Mr. Weinstein's name is mentioned often. He was the neighbour whom she befriended on her early morning walks before the sun got too hot to venture outdoors. Invariably she would find him bent over his cactus bed, weeding or sweeping out his concrete yard. He always wore a large straw hat to shade his pale, papery skin from the sun. When he saw the Irish girl he would stop what he was doing and walk over to her in an animated fashion. He always admired the baby.
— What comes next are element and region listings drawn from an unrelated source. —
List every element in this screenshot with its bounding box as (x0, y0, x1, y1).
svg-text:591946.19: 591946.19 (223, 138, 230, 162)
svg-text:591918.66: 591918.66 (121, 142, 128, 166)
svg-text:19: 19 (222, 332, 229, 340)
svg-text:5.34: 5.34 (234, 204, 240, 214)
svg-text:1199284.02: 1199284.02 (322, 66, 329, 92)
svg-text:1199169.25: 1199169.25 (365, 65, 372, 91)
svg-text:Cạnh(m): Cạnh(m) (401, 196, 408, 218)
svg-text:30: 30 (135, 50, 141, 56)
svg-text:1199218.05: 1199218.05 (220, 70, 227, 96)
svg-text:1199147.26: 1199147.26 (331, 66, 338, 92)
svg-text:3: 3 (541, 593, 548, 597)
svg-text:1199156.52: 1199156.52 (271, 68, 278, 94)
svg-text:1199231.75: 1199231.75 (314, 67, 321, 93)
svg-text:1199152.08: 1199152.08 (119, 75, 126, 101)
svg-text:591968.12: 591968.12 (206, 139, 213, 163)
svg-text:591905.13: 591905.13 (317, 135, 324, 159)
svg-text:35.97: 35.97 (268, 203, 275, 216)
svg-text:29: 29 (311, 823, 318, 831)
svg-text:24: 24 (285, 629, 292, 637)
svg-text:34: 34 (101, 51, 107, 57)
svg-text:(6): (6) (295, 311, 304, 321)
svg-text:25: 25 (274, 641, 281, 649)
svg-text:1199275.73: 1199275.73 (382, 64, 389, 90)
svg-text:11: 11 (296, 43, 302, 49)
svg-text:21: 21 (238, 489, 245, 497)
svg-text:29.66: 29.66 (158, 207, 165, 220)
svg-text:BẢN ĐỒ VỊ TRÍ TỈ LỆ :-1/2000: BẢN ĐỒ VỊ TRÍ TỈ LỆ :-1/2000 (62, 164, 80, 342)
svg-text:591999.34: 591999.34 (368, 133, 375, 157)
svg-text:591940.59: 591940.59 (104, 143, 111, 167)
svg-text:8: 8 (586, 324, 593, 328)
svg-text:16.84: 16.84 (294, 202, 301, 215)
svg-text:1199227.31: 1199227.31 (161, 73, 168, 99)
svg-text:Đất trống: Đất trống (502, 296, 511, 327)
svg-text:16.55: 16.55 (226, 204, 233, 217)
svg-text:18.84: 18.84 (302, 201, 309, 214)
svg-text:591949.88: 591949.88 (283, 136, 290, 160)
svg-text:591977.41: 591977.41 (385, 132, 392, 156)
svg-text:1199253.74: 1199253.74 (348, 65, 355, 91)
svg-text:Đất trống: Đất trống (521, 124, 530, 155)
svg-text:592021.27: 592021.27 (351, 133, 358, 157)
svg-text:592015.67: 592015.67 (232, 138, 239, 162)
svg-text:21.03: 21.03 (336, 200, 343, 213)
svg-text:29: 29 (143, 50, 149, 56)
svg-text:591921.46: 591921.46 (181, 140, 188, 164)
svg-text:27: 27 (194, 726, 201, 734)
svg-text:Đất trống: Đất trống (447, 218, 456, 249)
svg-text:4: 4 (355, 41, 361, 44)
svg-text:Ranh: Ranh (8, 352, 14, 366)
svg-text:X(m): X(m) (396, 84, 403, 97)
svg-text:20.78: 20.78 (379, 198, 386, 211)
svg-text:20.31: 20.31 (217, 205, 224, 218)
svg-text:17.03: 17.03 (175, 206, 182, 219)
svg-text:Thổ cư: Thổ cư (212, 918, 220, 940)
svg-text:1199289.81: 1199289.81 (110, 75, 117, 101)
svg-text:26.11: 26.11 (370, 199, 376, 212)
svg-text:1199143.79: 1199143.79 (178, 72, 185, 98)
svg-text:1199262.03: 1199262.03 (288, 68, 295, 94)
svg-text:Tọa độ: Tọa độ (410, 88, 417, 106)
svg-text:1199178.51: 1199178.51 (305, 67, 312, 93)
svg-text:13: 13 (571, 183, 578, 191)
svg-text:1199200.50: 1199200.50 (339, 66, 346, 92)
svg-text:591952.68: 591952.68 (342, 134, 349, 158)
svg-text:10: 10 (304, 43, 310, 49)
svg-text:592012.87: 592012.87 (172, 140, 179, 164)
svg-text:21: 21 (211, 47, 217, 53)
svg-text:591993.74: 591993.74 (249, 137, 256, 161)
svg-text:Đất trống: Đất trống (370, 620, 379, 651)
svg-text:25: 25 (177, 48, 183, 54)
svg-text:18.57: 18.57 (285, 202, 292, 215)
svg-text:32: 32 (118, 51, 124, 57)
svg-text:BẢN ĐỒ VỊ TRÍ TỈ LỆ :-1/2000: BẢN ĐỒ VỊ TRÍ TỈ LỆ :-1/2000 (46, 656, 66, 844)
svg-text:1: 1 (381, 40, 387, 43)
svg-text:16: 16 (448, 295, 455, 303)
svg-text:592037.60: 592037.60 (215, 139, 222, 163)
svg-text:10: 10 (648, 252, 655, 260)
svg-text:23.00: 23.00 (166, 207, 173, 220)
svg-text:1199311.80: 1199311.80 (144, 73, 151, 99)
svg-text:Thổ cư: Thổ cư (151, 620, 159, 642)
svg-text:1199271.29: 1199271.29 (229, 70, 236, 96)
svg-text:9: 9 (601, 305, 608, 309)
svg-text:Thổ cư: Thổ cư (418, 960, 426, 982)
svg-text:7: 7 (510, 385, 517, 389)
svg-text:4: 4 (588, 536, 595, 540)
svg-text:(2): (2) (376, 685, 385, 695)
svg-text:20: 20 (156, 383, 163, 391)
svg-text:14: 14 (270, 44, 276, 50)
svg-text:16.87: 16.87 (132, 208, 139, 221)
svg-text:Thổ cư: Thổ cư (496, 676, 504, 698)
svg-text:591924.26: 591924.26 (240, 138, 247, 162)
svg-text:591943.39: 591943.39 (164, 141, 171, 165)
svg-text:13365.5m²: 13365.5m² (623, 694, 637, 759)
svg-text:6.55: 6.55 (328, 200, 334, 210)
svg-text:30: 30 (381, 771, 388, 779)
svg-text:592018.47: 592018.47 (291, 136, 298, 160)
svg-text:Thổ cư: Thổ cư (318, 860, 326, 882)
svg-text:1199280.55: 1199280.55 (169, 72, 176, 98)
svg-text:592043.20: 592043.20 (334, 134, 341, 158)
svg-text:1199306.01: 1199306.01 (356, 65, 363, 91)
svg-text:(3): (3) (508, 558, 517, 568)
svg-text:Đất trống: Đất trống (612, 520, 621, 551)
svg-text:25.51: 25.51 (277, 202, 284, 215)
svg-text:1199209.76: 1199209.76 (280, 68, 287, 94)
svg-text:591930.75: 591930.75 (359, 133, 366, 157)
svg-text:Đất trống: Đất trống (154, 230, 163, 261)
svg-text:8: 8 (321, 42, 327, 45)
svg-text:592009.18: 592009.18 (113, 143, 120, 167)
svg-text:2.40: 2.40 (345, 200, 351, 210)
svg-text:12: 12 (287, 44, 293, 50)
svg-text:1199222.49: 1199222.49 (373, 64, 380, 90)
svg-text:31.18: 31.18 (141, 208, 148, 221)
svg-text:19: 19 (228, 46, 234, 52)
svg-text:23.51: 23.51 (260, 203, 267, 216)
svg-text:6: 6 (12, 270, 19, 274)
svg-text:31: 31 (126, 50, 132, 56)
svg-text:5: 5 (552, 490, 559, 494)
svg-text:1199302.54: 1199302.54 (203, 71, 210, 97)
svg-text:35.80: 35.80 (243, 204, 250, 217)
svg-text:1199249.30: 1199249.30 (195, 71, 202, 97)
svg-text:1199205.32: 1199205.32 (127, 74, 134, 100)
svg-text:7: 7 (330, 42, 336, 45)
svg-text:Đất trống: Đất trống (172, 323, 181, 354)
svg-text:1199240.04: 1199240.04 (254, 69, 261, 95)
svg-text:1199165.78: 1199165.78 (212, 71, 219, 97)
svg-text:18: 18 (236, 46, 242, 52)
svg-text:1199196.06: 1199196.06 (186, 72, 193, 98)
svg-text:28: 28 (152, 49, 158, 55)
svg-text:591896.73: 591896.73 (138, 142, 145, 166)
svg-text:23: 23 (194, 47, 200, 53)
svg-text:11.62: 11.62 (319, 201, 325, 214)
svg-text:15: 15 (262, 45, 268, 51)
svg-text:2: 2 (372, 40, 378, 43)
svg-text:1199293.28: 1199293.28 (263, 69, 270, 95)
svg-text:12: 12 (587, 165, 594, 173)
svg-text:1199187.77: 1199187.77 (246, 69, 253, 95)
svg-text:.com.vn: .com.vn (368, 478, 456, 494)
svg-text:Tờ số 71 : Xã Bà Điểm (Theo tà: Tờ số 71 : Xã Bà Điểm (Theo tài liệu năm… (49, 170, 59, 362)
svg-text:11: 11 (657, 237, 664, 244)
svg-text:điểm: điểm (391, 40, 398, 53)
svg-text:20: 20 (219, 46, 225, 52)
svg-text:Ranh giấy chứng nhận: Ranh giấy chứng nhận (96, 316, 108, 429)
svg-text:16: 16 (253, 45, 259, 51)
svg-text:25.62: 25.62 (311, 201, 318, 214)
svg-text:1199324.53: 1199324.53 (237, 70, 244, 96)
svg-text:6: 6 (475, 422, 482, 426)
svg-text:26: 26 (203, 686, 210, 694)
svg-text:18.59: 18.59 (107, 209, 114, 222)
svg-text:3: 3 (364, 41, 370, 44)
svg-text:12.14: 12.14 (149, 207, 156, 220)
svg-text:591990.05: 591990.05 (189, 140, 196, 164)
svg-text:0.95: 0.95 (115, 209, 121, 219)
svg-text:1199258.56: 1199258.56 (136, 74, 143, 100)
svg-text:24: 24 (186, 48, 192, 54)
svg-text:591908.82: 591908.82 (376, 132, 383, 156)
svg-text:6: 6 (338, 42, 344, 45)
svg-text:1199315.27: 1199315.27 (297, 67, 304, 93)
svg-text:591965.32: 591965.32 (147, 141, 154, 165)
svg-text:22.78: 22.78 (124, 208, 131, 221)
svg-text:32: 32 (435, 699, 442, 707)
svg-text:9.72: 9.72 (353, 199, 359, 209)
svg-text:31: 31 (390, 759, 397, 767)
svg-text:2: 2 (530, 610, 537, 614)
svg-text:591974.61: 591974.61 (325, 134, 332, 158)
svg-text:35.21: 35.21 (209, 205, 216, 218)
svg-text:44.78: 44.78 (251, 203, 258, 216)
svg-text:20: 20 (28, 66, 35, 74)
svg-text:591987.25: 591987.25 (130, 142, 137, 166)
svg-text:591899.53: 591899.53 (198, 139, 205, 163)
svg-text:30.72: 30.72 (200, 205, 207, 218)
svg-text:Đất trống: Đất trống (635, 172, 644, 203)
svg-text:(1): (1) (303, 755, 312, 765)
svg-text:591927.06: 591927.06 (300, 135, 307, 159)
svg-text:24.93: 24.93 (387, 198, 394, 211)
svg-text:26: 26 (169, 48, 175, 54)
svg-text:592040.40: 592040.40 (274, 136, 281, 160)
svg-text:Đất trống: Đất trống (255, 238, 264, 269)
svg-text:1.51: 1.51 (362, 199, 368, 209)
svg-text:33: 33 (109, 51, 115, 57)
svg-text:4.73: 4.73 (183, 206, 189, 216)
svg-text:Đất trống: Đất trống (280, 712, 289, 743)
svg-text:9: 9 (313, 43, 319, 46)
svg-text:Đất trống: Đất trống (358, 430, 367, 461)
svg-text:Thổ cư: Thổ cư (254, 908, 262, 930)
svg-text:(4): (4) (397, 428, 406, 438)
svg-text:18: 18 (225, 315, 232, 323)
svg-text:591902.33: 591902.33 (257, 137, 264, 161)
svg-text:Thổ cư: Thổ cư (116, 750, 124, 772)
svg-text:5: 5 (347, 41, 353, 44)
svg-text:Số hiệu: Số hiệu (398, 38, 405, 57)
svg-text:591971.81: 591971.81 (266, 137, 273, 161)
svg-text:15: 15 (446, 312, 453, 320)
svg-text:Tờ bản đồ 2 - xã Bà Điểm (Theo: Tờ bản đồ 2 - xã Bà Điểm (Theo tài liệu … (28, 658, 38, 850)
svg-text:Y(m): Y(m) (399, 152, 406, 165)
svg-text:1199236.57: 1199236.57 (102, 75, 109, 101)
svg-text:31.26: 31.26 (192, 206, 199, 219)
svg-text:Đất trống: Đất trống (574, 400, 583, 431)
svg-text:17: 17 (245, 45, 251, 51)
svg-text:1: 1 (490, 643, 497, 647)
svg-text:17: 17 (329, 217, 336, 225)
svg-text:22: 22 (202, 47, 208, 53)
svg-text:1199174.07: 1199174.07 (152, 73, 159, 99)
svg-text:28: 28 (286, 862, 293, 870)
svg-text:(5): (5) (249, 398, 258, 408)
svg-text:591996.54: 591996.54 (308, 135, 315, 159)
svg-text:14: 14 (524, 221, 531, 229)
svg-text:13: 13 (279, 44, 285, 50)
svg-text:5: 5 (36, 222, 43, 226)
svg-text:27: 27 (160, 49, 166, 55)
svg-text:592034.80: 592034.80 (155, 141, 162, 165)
In the evenings when the husband came home from his faculty job and the day was discussed, the woman told the husband about Mr. Weinstein. How he had to care for his bedridden wife. How both his children died from Tay-sachs disease. How kind he was to stop what he was doing and chat. How interesting he was about gardens and the night sky and the sentimental way he talked of New Jersey, his home place.
One day the suburban housewife spontaneously bought flowers at the local store. Colourful flowers that would never grow in the dry desert soil no matter how much you tended to them. She drove to Mr. Weinstein's house. His car was in the driveway. She rang the doorbell. Nobody answered. She left the flowers on the doorstep and that night told her husband what had happened. He dismissed it. He had papers to correct. The suburban housewife felt silly.
Some days later Mr Weinstein appeared at her door, with a potted plant, an orchid. She invited him in. In the living room, where the hum of the air conditioner seemed redundant in its effort to cool the stifling heat, they stood drinking iced tea. Their talk was weighty with effort. It was awkward to be in her living room and not outside on his driveway.
Mr. Weinstein quickly downed the golden coloured liquid and said that he should go. But then, quite suddenly, he turned and embraced the suburban housewife. There in the suburban air conditioned living room he held her in his bony arms. Two days later Mr. Weinstein called to her house again and stood at the unanswered doorbell for several minutes. The suburban housewife watched him from the safety of the Venetian blind until he turned and walked away. She was never to see Mr. Weinstein again.
The last entry in the suburban housewife's journal was that she was leaving the desert and going back to live in Ireland. The faculty husband reluctantly agreed.